14 activities (13 and 1)

Care transition standard operational improvement (medium)


(1) Establish standard operations to manage transitions of care, e.g., establish formalized lines of communication with local settings in which empaneled patients receive care; and/or (2) partner with community or hospital-based transitional care services.

(1) Documentation of formal lines of communication to manage transitions of care with local settings (e.g. community or hospital-based transitional care services) in which empaneled patients receive care to ensure documented flow of information and seamless transitions; or 2) Documentation showing partnership with community or hospital-based transitional care services.

Emergency Response and Preparedness

Two activities (1 and 1)

Participation in Disaster Medical Assistance Team or Community Emergency Responder Team (medium)

Registration alone is insufficient. Clinicians and groups must be registered for at least six months as a volunteer for disaster or emergency response.


Documentation of participation in Disaster Medical Assistance or Community Emergency Responder Teams for at least six months including registration and active participation, e.g., attendance at training, on-site participation.

Expanded Practice Access

Four activities (3 and 1) 

Use of telehealth services to expand practice access (medium)


Use of telehealth services and analysis of data for quality improvement, such as participation in remote specialty care consults or tele-audiology pilots that assess ability to still deliver quality care to patients.

(1) Use of Telehealth Services - Documented use of telehealth services through: a) claims adjudication (may use G codes to validate); b) certified EHR or c) other medical record document showing specific telehealth services, consults, or referrals performed for a patient; and (2) Analysis of Assessing Ability to Deliver Quality of Care - Participation in or performance of quality improvement analysis showing delivery of quality care to patients through the telehealth medium (e.g. Excel spreadsheet, Word document).

Patient Safety and Practice Assessment

21 activities (19 and 2)

Implementation of antibiotic stewardship program (medium)

Implementation of an antibiotic stewardship program that measures the appropriate use of antibiotics for several different conditions according to clinical guidelines for diagnostics and therapeutics.


Documentation of implementation of an antibiotic stewardship program that measures the appropriate use of antibiotics for several different conditions according to clinical guidelines for diagnostics and therapeutics and identifies improvement actions.

Population Management

16 activities (11 and 5)

Implementation of episodic care management practice improvement (medium)


Provide episodic care management, including (1) follow-up to hospitalizations, ED visits and stays in other institutional settings, (including symptom and disease management, and medication reconciliation and management); and/or (2) managing care intensively through new diagnoses, injuries, and exacerbations of illness.

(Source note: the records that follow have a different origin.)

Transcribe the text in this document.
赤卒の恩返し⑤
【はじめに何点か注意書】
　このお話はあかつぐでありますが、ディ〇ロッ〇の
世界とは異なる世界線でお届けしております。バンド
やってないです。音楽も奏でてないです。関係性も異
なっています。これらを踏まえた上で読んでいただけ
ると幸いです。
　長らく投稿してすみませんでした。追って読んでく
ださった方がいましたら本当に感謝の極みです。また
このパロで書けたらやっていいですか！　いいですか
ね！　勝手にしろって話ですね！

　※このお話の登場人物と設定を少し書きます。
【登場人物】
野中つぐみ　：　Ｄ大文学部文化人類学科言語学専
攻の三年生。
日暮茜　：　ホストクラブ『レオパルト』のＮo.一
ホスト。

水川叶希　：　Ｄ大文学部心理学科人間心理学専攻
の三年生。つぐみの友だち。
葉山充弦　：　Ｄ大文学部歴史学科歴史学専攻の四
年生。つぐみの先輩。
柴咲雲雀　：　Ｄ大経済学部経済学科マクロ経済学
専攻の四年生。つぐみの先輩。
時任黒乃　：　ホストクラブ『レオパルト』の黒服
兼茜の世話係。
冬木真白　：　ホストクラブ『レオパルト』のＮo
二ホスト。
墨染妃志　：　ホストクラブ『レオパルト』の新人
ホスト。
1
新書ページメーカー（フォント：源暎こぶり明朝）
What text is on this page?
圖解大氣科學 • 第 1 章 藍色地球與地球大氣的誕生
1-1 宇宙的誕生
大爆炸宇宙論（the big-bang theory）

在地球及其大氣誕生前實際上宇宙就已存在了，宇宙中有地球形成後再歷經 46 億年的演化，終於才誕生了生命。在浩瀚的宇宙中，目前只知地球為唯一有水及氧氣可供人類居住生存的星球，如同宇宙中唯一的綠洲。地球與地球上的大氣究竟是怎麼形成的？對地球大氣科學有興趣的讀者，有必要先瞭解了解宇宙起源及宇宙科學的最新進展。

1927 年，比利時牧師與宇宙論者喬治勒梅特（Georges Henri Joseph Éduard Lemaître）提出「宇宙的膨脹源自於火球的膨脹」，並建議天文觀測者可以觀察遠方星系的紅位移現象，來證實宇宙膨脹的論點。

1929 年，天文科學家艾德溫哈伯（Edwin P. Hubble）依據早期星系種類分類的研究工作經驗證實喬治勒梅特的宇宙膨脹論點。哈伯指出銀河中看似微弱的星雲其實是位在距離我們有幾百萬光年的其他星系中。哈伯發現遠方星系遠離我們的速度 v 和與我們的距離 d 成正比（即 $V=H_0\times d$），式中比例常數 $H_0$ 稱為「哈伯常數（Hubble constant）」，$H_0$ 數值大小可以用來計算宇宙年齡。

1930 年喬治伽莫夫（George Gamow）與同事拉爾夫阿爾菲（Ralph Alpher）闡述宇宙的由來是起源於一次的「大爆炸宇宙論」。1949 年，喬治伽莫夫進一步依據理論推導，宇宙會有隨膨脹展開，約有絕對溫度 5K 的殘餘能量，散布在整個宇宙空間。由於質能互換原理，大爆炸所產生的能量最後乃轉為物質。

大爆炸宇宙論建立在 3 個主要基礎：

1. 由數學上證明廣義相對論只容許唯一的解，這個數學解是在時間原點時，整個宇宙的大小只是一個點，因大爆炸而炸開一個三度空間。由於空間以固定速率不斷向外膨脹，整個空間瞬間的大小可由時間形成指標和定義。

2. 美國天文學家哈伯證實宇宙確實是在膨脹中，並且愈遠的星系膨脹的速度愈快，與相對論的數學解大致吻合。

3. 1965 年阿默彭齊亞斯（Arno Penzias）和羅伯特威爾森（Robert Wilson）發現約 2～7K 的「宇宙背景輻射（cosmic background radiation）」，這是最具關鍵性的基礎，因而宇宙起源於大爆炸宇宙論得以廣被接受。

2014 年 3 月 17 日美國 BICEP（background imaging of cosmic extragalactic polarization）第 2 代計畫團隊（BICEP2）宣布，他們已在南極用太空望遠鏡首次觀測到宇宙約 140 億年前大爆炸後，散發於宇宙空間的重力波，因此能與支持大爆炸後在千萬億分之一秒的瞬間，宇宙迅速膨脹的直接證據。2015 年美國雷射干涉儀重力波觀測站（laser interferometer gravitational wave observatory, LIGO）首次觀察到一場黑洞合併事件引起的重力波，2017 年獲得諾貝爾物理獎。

(1)  Follow-Up on Hospitalizations, ED or Other Visits and Medication Management – Routine and timely follow-up to hospitalizations, ED, or other institutional visits, and medication reconciliation and management (e.g. documented in medical record); or (2) New diagnoses, Injuries, and Exacerbations - Care management through new diagnoses, injuries and exacerbations of illness (medical record).

CMS will update the list of approved improvement activities each year. In the first quarter of the preceding year, CMS will solicit from the general public recommendations regarding new activities for inclusion. The proposed list for the upcoming year then will be published in the summer, and the final list will become available the late fall. 

Finally, under the “Pick Your Pace” program for 2017, a provider may avoid any penalty under MIPS by reporting at least one measure for one of the three components. Thus, by attesting to the completion of one improvement activity for 90 days during 2017, a provider will not be subject to any MIPS penalty associated with 2019 Medicare Physician Fee Schedule payments.